Centralization Is a Systems Design Problem

INSIDE SALAD

Centralization Is a Systems Design Problem

Published: August 21, 2023

Salad Technologies

Blog on centralization benig a systems design process

The opinions and commentary expressed herein are those of the author, and do not necessarily reflect the views of everyone at Salad. We accept a diversity of viewpoints, flavors, and spices in our Kitchen.

Systems design questions are the scourge of first-year web developers everywhere. These prompts have become a standard part of engineering interviews across the stack. Whether you’re a coffee-soused trimester deep or walking on the sunny side of a computer science degree, you’re bound to encounter one. The premises are simple—”build Twitter,” or “diagram a scalable ecommerce backend”—but the challenges are profound.
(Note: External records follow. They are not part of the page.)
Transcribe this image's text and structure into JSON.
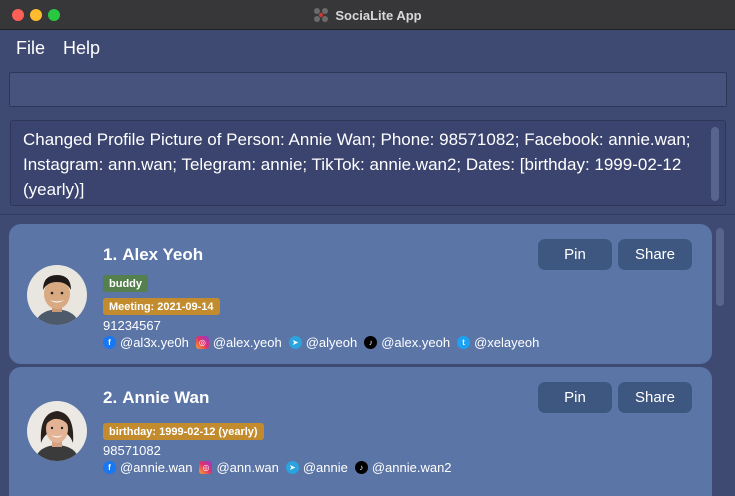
{
  "window": {
    "title": "SociaLite App"
  },
  "menu": {
    "file": "File",
    "help": "Help"
  },
  "command_box": {
    "value": ""
  },
  "result": {
    "text": "Changed Profile Picture of Person: Annie Wan; Phone: 98571082; Facebook: annie.wan; Instagram: ann.wan; Telegram: annie; TikTok: annie.wan2; Dates: [birthday: 1999-02-12 (yearly)]"
  },
  "persons": [
    {
      "index": "1.",
      "name": "Alex Yeoh",
      "tag": "buddy",
      "date": "Meeting: 2021-09-14",
      "phone": "91234567",
      "facebook": "@al3x.ye0h",
      "instagram": "@alex.yeoh",
      "telegram": "@alyeoh",
      "tiktok": "@alex.yeoh",
      "twitter": "@xelayeoh",
      "pin_label": "Pin",
      "share_label": "Share"
    },
    {
      "index": "2.",
      "name": "Annie Wan",
      "date": "birthday: 1999-02-12 (yearly)",
      "phone": "98571082",
      "facebook": "@annie.wan",
      "instagram": "@ann.wan",
      "telegram": "@annie",
      "tiktok": "@annie.wan2",
      "pin_label": "Pin",
      "share_label": "Share"
    }
  ],
  "colors": {
    "background": "#3f4a73",
    "card": "#5b75a6",
    "button": "#3e5780",
    "tag_green": "#53804d",
    "tag_orange": "#c28c2e"
  },
  "icons": {
    "facebook": "facebook-icon",
    "instagram": "instagram-icon",
    "telegram": "telegram-icon",
    "tiktok": "tiktok-icon",
    "twitter": "twitter-icon"
  }
}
Engineering managers use systems design questions to screen potential hires for a certain kind of design thinking. Have they anticipated failure in critical subsystems? What have they implemented to deal with a tenfold spike in traffic, and at what stage in the pipeline? Candidates should be able to stitch up a system, implement load balancers at appropriate junctions, address a few high-level concepts, and name-drop the various SaaS suites du jour (without forgetting to plug in the thing).

Proponents see inherent value in the exercise. It’s a good gut-check for bootcamp grads still foggy on finding the command line, and it’s useful heuristic for gauging calm under fire. Things can and do go wrong in web development; the systems design question is a shot across the bow.

Good systems design requires disaster forecasting. You’ve always got to scheme out redundancies to weather crises, no matter how far-fetched the scenarios. Can you shrug off a meteor strike on your favorite data center? Is your moderation filter honed for the next channer brigade? Leaving one weak link in your system is like blowing a Christmas light in series circuit. If you’re not expecting cataclysm, it all goes kablooie.

“Single points of failure” are therefore the most fearsome bogeymen in software engineering. Even rookies develop anaphylactic symptoms over the mere thought of committing this quintessential error of design thinking. You never want your name on the pull request that fubars Facebook.

The franchise and the virus work on the same principle, what thrives in one place will thrive in another. You just have to find a sufficiently virulent business plan, condense it into a three-ring binder―its DNA―Xerox it, and embed it in the fertile line of a well-traveled highway, preferably one with a left turn lane. Then the growth will expand until it runs up against its property lines.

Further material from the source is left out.